Part I
Dreams And Nightmares
Chapter 1
MEL
It’s my last therapy session of the day. I’m tired, and the smell of the psych ward has taken up residence in my sinuses.
But I paste a welcoming smile on one last time. It’s important.
The puffy-eyed woman who sits down opposite me has the doughy complexion and suddenly gained weight of the heavily medicated.
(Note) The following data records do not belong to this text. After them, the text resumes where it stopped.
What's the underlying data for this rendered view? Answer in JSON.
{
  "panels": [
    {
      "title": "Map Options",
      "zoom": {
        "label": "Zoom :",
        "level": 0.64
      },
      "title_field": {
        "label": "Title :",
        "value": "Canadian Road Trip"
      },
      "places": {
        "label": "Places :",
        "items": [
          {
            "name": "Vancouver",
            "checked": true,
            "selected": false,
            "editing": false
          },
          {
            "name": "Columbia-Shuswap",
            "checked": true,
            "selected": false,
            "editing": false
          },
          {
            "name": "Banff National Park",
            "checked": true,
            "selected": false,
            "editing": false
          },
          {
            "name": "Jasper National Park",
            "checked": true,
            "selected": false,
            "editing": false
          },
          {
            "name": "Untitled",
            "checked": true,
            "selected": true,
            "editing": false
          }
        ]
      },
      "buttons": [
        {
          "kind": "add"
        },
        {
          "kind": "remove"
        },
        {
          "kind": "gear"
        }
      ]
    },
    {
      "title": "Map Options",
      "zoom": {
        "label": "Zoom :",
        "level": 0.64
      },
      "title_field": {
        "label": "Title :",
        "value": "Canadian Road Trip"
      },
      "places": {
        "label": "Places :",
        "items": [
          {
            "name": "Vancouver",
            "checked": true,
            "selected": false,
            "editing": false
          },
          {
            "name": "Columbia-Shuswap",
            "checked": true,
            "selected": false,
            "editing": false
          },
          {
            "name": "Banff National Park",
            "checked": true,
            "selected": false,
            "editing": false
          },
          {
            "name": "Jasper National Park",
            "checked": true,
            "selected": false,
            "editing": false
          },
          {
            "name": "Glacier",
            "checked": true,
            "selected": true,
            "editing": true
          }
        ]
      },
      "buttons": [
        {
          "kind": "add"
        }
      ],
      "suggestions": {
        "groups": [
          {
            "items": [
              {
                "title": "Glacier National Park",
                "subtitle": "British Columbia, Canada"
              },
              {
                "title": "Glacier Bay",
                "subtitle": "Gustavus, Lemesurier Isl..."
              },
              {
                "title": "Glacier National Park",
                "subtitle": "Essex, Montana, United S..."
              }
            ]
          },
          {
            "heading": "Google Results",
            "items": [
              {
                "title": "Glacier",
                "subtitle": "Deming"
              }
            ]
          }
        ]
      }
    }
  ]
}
This is our first session together. I experience the same thrill I feel whenever I have someone new to work with. It’s an intoxicating mixture of anticipation and, if I’m honest, nervousness. I am hired by the psychiatrists who run this place to work with their patients and make them well. Failure, I tell myself, is not an option. Though this adds unnecessary pressure to what is already a pretty stressful job.
Don’t get me wrong. I love my work. I know, I know, it’s such a cliché to say it, but I do genuinely believe I was put on this Earth to help people.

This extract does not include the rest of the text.